Au gré de mes recherches j’ai découvert parfois de petits chefs-d’œuvre, plein d’humour, de gentillesse, d’amabilité sincère (ou moins sincère), ou parfois de rosserie… Tenez, en page 18 (*) un des fleurons de ce recueil : vingt lignes de la main de Marcel Aymé, ce merveilleux conteur aux romans enchanteurs, qui sous le jargon notarié prête sa jument verte par acte sous-seing-privé. Et quelques pages plus loin, vous découvrirez quelques mots aimables à l’humour délicat du grand Sacha Guitry à l’égard de l’acteur Bernard Blier. Passez en page 137 et vous pourrez lire l’amusant et drôle d’envoi d’Albert Paraz à Arletty.
Bref, aux fils de ces pages défileront humour, mots délicats et bien pensés, tournures adroites allant droit au cœur, locutions familières ou soutenues. Je ne résiste pas au plaisir de livrer ma préférée, offerte à ma fille Diane, par Jacques Cassabois, auteur franc-comtois, qui en quelques lignes enchanteresses résume parfaitement l’art de la dédicace.
Je me suis donc efforcé de réunir ici, dans ce premier volume (d’autres suivront), de jolies pièces de qualité émanant d’auteurs souvent renommés, parfois moins célèbres ou parfois malheureusement inconnus du grand public !
L’habitude de dédicacer une œuvre littéraire, c’est à dire de la faire précéder d’un hommage à quelque personnage, semble d’abord lié à une organisation sociale monarchique (ou aristocratique), qui permet aux Grands de combler les écrivains de leurs faveurs. Alors la dédicace devient un témoignage de reconnaissance (Les Odes d’Horace à Mécène), ou la sollicitation d’une protection (lire le préambule de la dédicace de « l’Institution chrétienne » de Calvin à François I°.) Parfois dans une épître en vers ou en prose s’insinue une flatterie plus ou moins discrète (le texte remarquable et hyperbolique de « Cinna » de Corneille au financier Montoron animé par de larges débats sur la nécessité et la justification du Pouvoir Absolu). Tel est le caractère de ces petits textes accompagnant les grandes œuvres classiques. Mais la dédicace n’a réellement fleuri qu’à partir du XVIIIème siècle où les esprits s’affranchirent de la sujétion à l’égard des Grands. La dédicace change donc de nature, se transforme et devient une forme d’art. Elle évolue souvent en apologie ou en manifeste. Ainsi Voltaire rompt avec la tradition en dédiant à un marchand anglais sa tragédie de Brutus, et expose à cette occasion ses conceptions modernes du théâtre. De même on peut citer la dédicace imaginaire à Lord *** du « More de Venise » d’Alfred de Vigny qui constitue l’un des manifestes de la dramaturgie romantique.

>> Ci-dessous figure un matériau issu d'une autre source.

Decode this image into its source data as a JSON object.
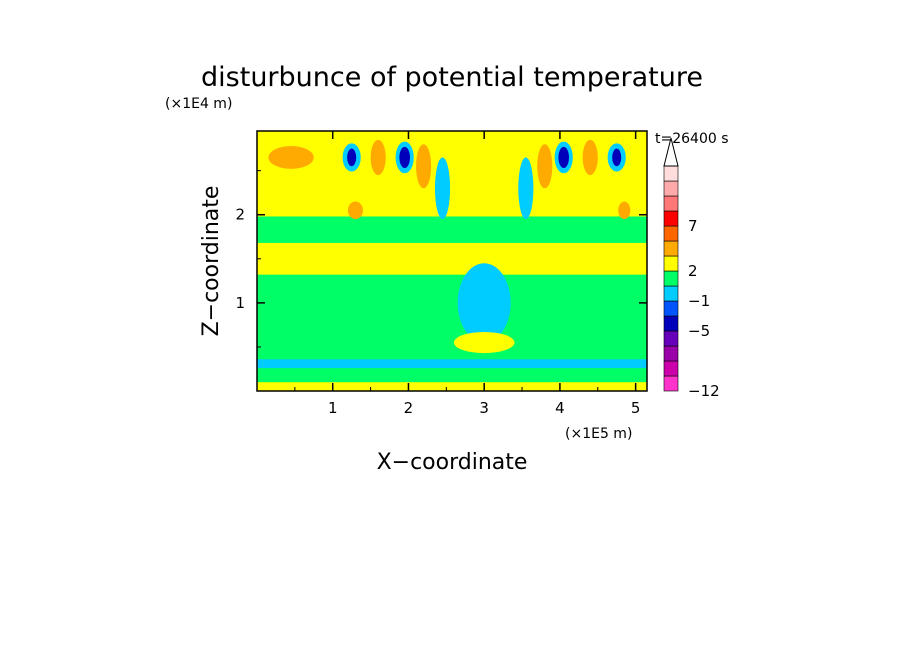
{
  "chart_data": {
    "type": "heatmap",
    "title": "disturbunce of potential temperature",
    "y_scale_label": "(×1E4 m)",
    "x_scale_label": "(×1E5 m)",
    "xlabel": "X−coordinate",
    "ylabel": "Z−coordinate",
    "time_label": "t=26400 s",
    "xlim": [
      0,
      5.15
    ],
    "ylim": [
      0,
      2.95
    ],
    "x_ticks": [
      1,
      2,
      3,
      4,
      5
    ],
    "x_tick_labels": [
      "1",
      "2",
      "3",
      "4",
      "5"
    ],
    "y_ticks": [
      1,
      2
    ],
    "y_tick_labels": [
      "1",
      "2"
    ],
    "colorbar": {
      "colors": [
        "#ff33cc",
        "#cc00aa",
        "#9900aa",
        "#6600bb",
        "#0000bb",
        "#0055ff",
        "#00ccff",
        "#00ff66",
        "#ffff00",
        "#ffaa00",
        "#ff6600",
        "#ff0000",
        "#ff7777",
        "#ffaaaa",
        "#ffdddd"
      ],
      "labels": [
        {
          "text": "−12",
          "index": 0
        },
        {
          "text": "−5",
          "index": 4
        },
        {
          "text": "−1",
          "index": 6
        },
        {
          "text": "2",
          "index": 8
        },
        {
          "text": "7",
          "index": 11
        }
      ],
      "extend": "max"
    },
    "background_level_color": "#00ff66",
    "bands": [
      {
        "y0": 0.0,
        "y1": 0.1,
        "color": "#ffff00"
      },
      {
        "y0": 0.26,
        "y1": 0.36,
        "color": "#00ccff"
      },
      {
        "y0": 1.32,
        "y1": 1.68,
        "color": "#ffff00"
      },
      {
        "y0": 1.98,
        "y1": 2.95,
        "color": "#ffff00"
      }
    ],
    "cells": [
      {
        "x": 0.45,
        "y": 2.65,
        "rx": 0.3,
        "ry": 0.13,
        "color": "#ffaa00"
      },
      {
        "x": 1.25,
        "y": 2.65,
        "rx": 0.12,
        "ry": 0.16,
        "color": "#00ccff"
      },
      {
        "x": 1.25,
        "y": 2.65,
        "rx": 0.06,
        "ry": 0.1,
        "color": "#0000bb"
      },
      {
        "x": 1.6,
        "y": 2.65,
        "rx": 0.1,
        "ry": 0.2,
        "color": "#ffaa00"
      },
      {
        "x": 1.95,
        "y": 2.65,
        "rx": 0.12,
        "ry": 0.18,
        "color": "#00ccff"
      },
      {
        "x": 1.95,
        "y": 2.65,
        "rx": 0.07,
        "ry": 0.12,
        "color": "#0000bb"
      },
      {
        "x": 2.2,
        "y": 2.55,
        "rx": 0.1,
        "ry": 0.25,
        "color": "#ffaa00"
      },
      {
        "x": 2.45,
        "y": 2.3,
        "rx": 0.1,
        "ry": 0.35,
        "color": "#00ccff"
      },
      {
        "x": 3.55,
        "y": 2.3,
        "rx": 0.1,
        "ry": 0.35,
        "color": "#00ccff"
      },
      {
        "x": 3.8,
        "y": 2.55,
        "rx": 0.1,
        "ry": 0.25,
        "color": "#ffaa00"
      },
      {
        "x": 4.05,
        "y": 2.65,
        "rx": 0.12,
        "ry": 0.18,
        "color": "#00ccff"
      },
      {
        "x": 4.05,
        "y": 2.65,
        "rx": 0.07,
        "ry": 0.12,
        "color": "#0000bb"
      },
      {
        "x": 4.4,
        "y": 2.65,
        "rx": 0.1,
        "ry": 0.2,
        "color": "#ffaa00"
      },
      {
        "x": 4.75,
        "y": 2.65,
        "rx": 0.12,
        "ry": 0.16,
        "color": "#00ccff"
      },
      {
        "x": 4.75,
        "y": 2.65,
        "rx": 0.06,
        "ry": 0.1,
        "color": "#0000bb"
      },
      {
        "x": 1.3,
        "y": 2.05,
        "rx": 0.1,
        "ry": 0.1,
        "color": "#ffaa00"
      },
      {
        "x": 4.85,
        "y": 2.05,
        "rx": 0.08,
        "ry": 0.1,
        "color": "#ffaa00"
      },
      {
        "x": 3.0,
        "y": 1.0,
        "rx": 0.35,
        "ry": 0.45,
        "color": "#00ccff"
      },
      {
        "x": 3.0,
        "y": 0.55,
        "rx": 0.4,
        "ry": 0.12,
        "color": "#ffff00"
      }
    ]
  }
}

Mais précisons un point sémantique : je prends ici le vocable de dédicace dans son acceptation courante et non dans celle des siècles précédents. Les bibliophiles et collectionneurs avertis parleront d’envoi d’auteur, réservant le mot dédicace à l’action de dédier un ouvrage, c’est à dire de le placer sous le patronage d’un illustre Maître comme je l’ai précisé plus haut.
Au fil des années la formulation de la dédicace a évolué. Elle n’a réellement fleuri qu’au milieu du XIXème siècle pour s’épanouir à l’époque contemporaine. La dédicace est devenue en général plus simple, réduite à quelques mots ou lignes, expression d’une forme littéraire ou d’une filiation artistique. Je pense évidemment à la dédicace des « Fleurs du Mal » de Baudelaire à Théophile Gautier. (Un témoignage d’amitié ou d’hommage à la mémoire d’un disparu).
Ces quelques mots un peu magiques sont devenus une forme littéraire reconnue et acceptée par le monde littéraire. Elle possède ses acteurs, ses méthodes, ses symboles. Tout écrivain qui se respecte est heureux d’offrir un envoi bien senti. En retour les lecteurs sont flattés et s’enorgueillissent en rangeant amoureusement sur les rayons de leur bibliothèque les éditions originales, grands papiers ou plus simplement les éditions courantes ornées de ces lignes flatteuses. Quelle joie de montrer à un ami son nom figurant en page de faux-titre accompagné d’une signature prestigieuse !
Alors la dédicace serait-elle un exercice de style ? Presque !
D’abord on rencontre souvent après le nom et prénom du dédicataire quelques mots aimables (bien cordiale pensée, etc…) qui introduisent rapidement une locution plus personnelle. Le choix des mots alors devient un signifiant pertinent qui fait l’harmonie de l’envoi. Cela est frappant pour la dédicace d’Edmonde Charles-Roux (page 41), d’Yves Christen (page 42) ou celle de Jean-François Kahn (page 108). Alors c’est là que le texte de la dédicace prend toute son importance : en raison de la notoriété du dédicataire et de l’affinité subtile entre lui et l’auteur. Il est intéressant de noter le rapport étroit entre les deux personnes mais aussi du moment et du lieu où s’inscrit la dédicace. Ensuite s’installe rapidement le contact : le regard, donner son nom, les premiers mots de présentation, la poignée de main, les remerciements… Voilà en quelques minutes la consécration aboutie.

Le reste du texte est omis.